The infrastructure bill being worked on in the Senate this week, one of only issues facing Congress where there is general agreement by both political parties, could affect Medicare in a positive way.
According to Bloomberg News, “To offset some of the cost, the lawmakers are considering proposals to raise money from drug corporations and pharmacy benefit managers, which are third-party administrators that help employers and states oversee their pharmacy benefits, according to two health-care lobbyists and a Republican congressional aide familiar with the discussions.”
“Specifically, lawmakers want to demand refunds from drugmakers for some kinds of physician-administered single-use medicines, which the Congressional Budget Office has estimated could lower Medicare spending by $9 billion over a decade,” according to the Bloomberg report.
The infrastructure proposal also includes savings from reducing what Medicare spends on unused drugs that are left over from single-use vials. This may sound like a small matter but drug-makers stand to lose money from it. In 2019, Medicare paid more than $752 million for drugs that were discarded, according to government data.
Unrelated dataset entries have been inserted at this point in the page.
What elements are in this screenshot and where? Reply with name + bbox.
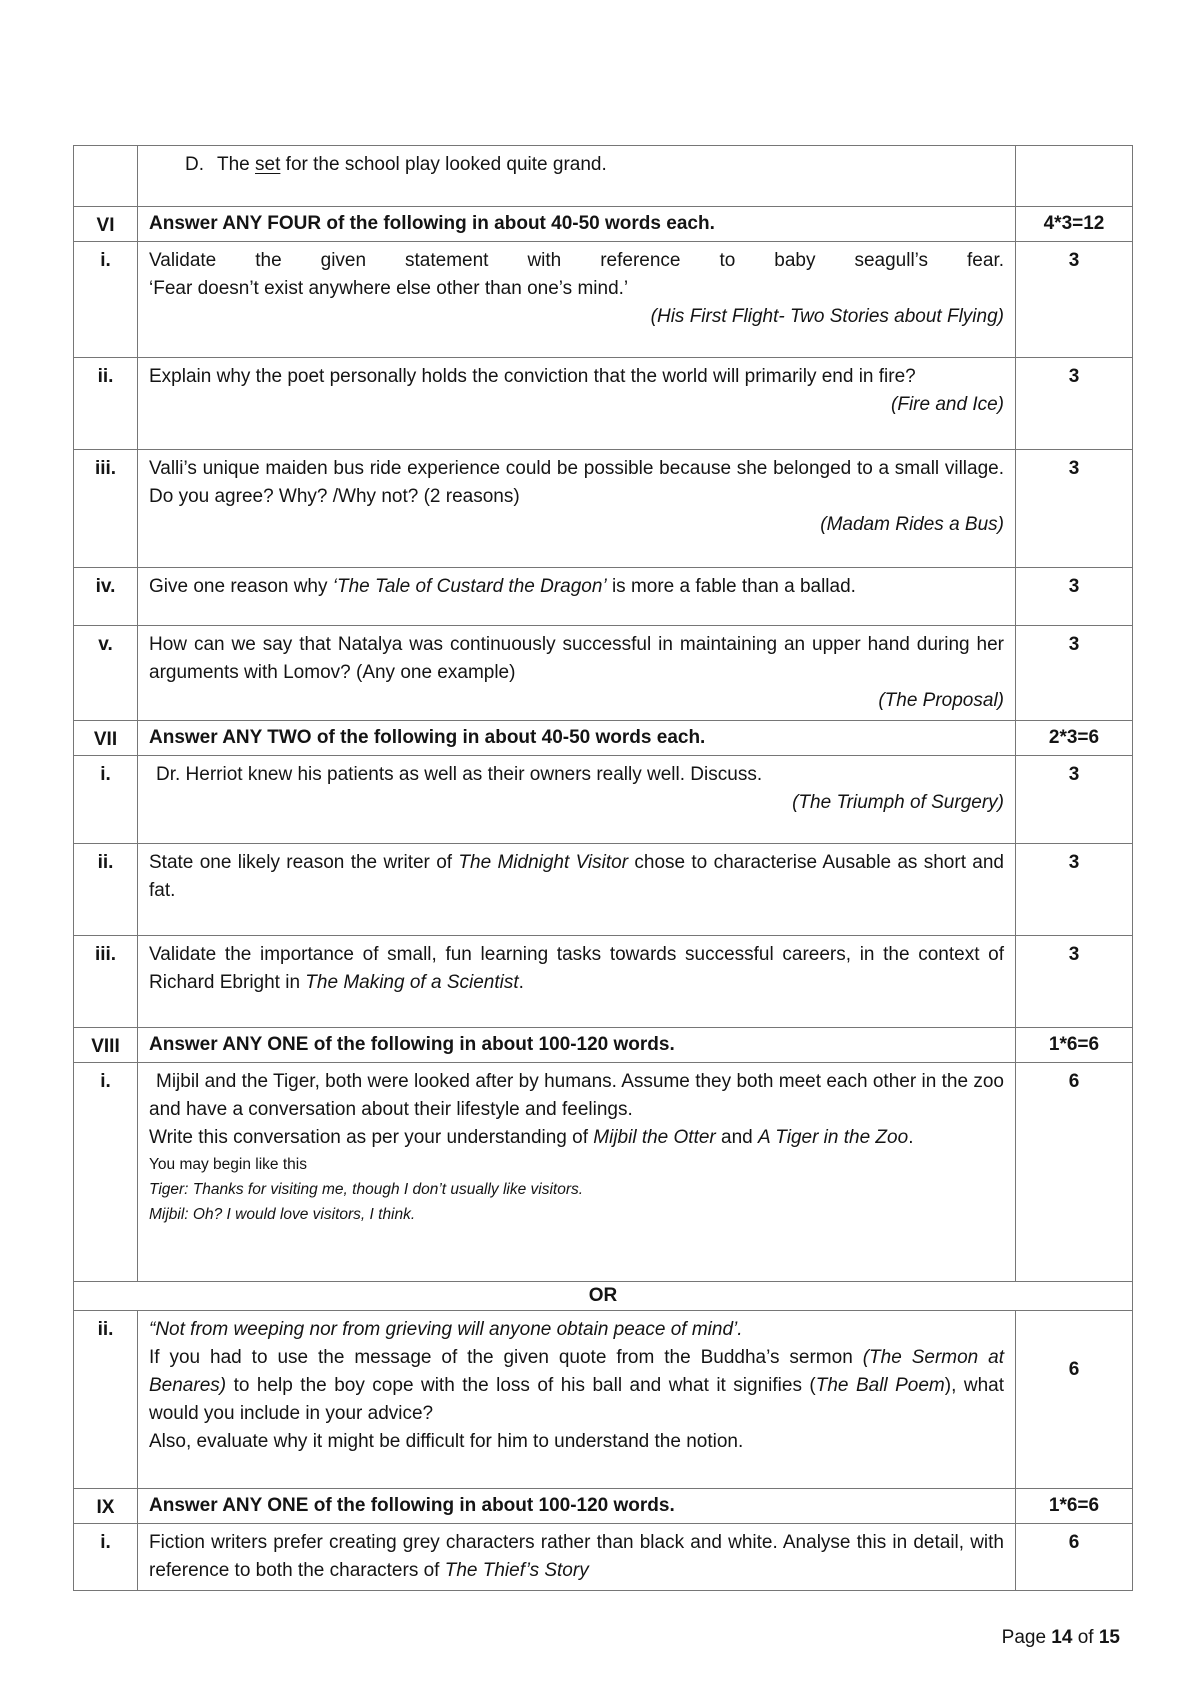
question-text: If you had to use the message of the given quote from the Buddha’s sermon (The Sermon at Benares) to help the boy cope with the loss of his ball and what it signifies (The Ball Poem), what would you include in your advice?	[149, 1347, 1005, 1424]
row-vi-q4	[74, 568, 1133, 626]
question-number: ii.	[74, 1311, 138, 1489]
quote-line: “Not from weeping nor from grieving will anyone obtain peace of mind’.	[149, 1319, 743, 1340]
source-attribution: (His First Flight- Two Stories about Flying)	[650, 306, 1004, 327]
row-vii-q3	[74, 936, 1133, 1028]
marks-value: 3	[1016, 936, 1133, 1028]
story-title: Mijbil the Otter	[593, 1127, 716, 1148]
row-viii-q1	[74, 1063, 1133, 1282]
question-text: Give one reason why ‘The Tale of Custard the Dragon’ is more a fable than a ballad.	[149, 576, 856, 597]
section-number: VIII	[74, 1028, 138, 1063]
question-text-para2: Write this conversation as per your understanding of Mijbil the Otter and A Tiger in the Zoo.	[149, 1127, 914, 1148]
story-title: The Making of a Scientist	[305, 972, 519, 993]
question-text: Valli’s unique maiden bus ride experience could be possible because she belonged to a small village. Do you agree? Why? /Why not? (2 reasons)	[149, 458, 1004, 507]
story-title: The Thief’s Story	[444, 1560, 589, 1581]
source-attribution: (The Proposal)	[878, 690, 1004, 711]
row-vi-q1	[74, 242, 1133, 358]
option-d-post: for the school play looked quite grand.	[280, 154, 607, 175]
row-vi-q2	[74, 358, 1133, 450]
option-d-label: D.	[185, 154, 204, 175]
section-marks: 1*6=6	[1016, 1028, 1133, 1063]
row-vii-q2	[74, 844, 1133, 936]
row-section-vii-header	[74, 721, 1133, 756]
story-title: (The Sermon at Benares)	[149, 1347, 1005, 1396]
page-label: Page	[1001, 1627, 1047, 1648]
dialogue-line: Tiger: Thanks for visiting me, though I don’t usually like visitors.	[149, 1181, 584, 1198]
row-vii-q1	[74, 756, 1133, 844]
section-marks: 1*6=6	[1016, 1489, 1133, 1524]
question-text: Dr. Herriot knew his patients as well as their owners really well. Discuss.	[156, 764, 763, 785]
question-text: How can we say that Natalya was continuously successful in maintaining an upper hand during her arguments with Lomov? (Any one example)	[149, 634, 1004, 683]
dialogue-line: Mijbil: Oh? I would love visitors, I think.	[149, 1206, 416, 1223]
question-number: i.	[74, 1524, 138, 1591]
row-section-viii-header	[74, 1028, 1133, 1063]
question-text: Fiction writers prefer creating grey characters rather than black and white. Analyse this in detail, with reference to both the characters of The Thief’s Story	[149, 1532, 1004, 1581]
section-number: VII	[74, 721, 138, 756]
marks-value: 3	[1016, 844, 1133, 936]
marks-value: 3	[1016, 568, 1133, 626]
story-title: A Tiger in the Zoo	[758, 1127, 909, 1148]
page-number: 14	[1051, 1627, 1073, 1648]
question-text-line2: ‘Fear doesn’t exist anywhere else other than one’s mind.’	[149, 278, 629, 299]
row-section-ix-header	[74, 1489, 1133, 1524]
total-pages: 15	[1098, 1627, 1120, 1648]
section-marks: 2*3=6	[1016, 721, 1133, 756]
marks-value: 3	[1016, 242, 1133, 358]
underlined-word: set	[255, 154, 281, 175]
source-attribution: (The Triumph of Surgery)	[792, 792, 1004, 813]
row-ix-q1	[74, 1524, 1133, 1591]
option-d-pre: The	[217, 154, 256, 175]
section-marks: 4*3=12	[1016, 207, 1133, 242]
marks-value: 3	[1016, 358, 1133, 450]
marks-value: 6	[1016, 1063, 1133, 1282]
of-label: of	[1077, 1627, 1094, 1648]
section-instruction: Answer ANY ONE of the following in about 100-120 words.	[138, 1489, 1016, 1524]
question-number: ii.	[74, 358, 138, 450]
row-or-separator	[74, 1282, 1133, 1311]
option-d-text	[149, 151, 1004, 179]
question-text-para1: Mijbil and the Tiger, both were looked after by humans. Assume they both meet each other in the zoo and have a conversation about their lifestyle and feelings.	[149, 1071, 1004, 1120]
section-number: IX	[74, 1489, 138, 1524]
marks-value: 6	[1016, 1311, 1133, 1489]
question-number: iv.	[74, 568, 138, 626]
section-instruction: Answer ANY TWO of the following in about 40-50 words each.	[138, 721, 1016, 756]
question-number-cell	[74, 146, 138, 207]
section-number: VI	[74, 207, 138, 242]
question-number: iii.	[74, 450, 138, 568]
question-text: Validate the importance of small, fun learning tasks towards successful careers, in the context of Richard Ebright in The Making of a Scientist.	[149, 944, 1004, 993]
story-title: The Ball Poem	[815, 1375, 945, 1396]
row-section-vi-header	[74, 207, 1133, 242]
section-instruction: Answer ANY ONE of the following in about 100-120 words.	[138, 1028, 1016, 1063]
question-text-line1: Validate the given statement with reference to baby seagull’s fear.	[149, 250, 1004, 271]
question-number: iii.	[74, 936, 138, 1028]
question-number: i.	[74, 756, 138, 844]
question-paper-table	[73, 145, 1133, 1591]
question-number: i.	[74, 1063, 138, 1282]
or-label: OR	[74, 1282, 1133, 1311]
marks-value: 3	[1016, 756, 1133, 844]
section-instruction: Answer ANY FOUR of the following in about 40-50 words each.	[138, 207, 1016, 242]
question-text: State one likely reason the writer of The Midnight Visitor chose to characterise Ausable as short and fat.	[149, 852, 1004, 901]
marks-value: 6	[1016, 1524, 1133, 1591]
page-footer	[1002, 1626, 1120, 1650]
marks-cell	[1016, 146, 1133, 207]
marks-value: 3	[1016, 450, 1133, 568]
marks-value: 3	[1016, 626, 1133, 721]
source-attribution: (Fire and Ice)	[891, 394, 1004, 415]
question-number: i.	[74, 242, 138, 358]
source-attribution: (Madam Rides a Bus)	[820, 514, 1004, 535]
question-text-last-line: Also, evaluate why it might be difficult for him to understand the notion.	[149, 1431, 744, 1452]
row-option-d	[74, 146, 1133, 207]
story-title: ‘The Tale of Custard the Dragon’	[332, 576, 607, 597]
question-number: v.	[74, 626, 138, 721]
row-vi-q5	[74, 626, 1133, 721]
story-title: The Midnight Visitor	[458, 852, 629, 873]
row-vi-q3	[74, 450, 1133, 568]
hint-text: You may begin like this	[149, 1156, 307, 1173]
question-text: Explain why the poet personally holds the conviction that the world will primarily end in fire?	[149, 366, 916, 387]
question-number: ii.	[74, 844, 138, 936]
row-viii-q2	[74, 1311, 1133, 1489]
The legislation could also affect Medicaid. “They also want to bar spread pricing, in which a pharmaceutical benefit manager charges an employer or Medicaid program more for a drug than they reimburse pharmacies for administering it. PBMs say that practice helps them avoid fluctuations in pharmacy costs,” according to that same report.
As you might expect, drug manufacturers and anyone else affected by the changes are all fighting to stop them with tv ads predicting dire consequences if the plan becomes law.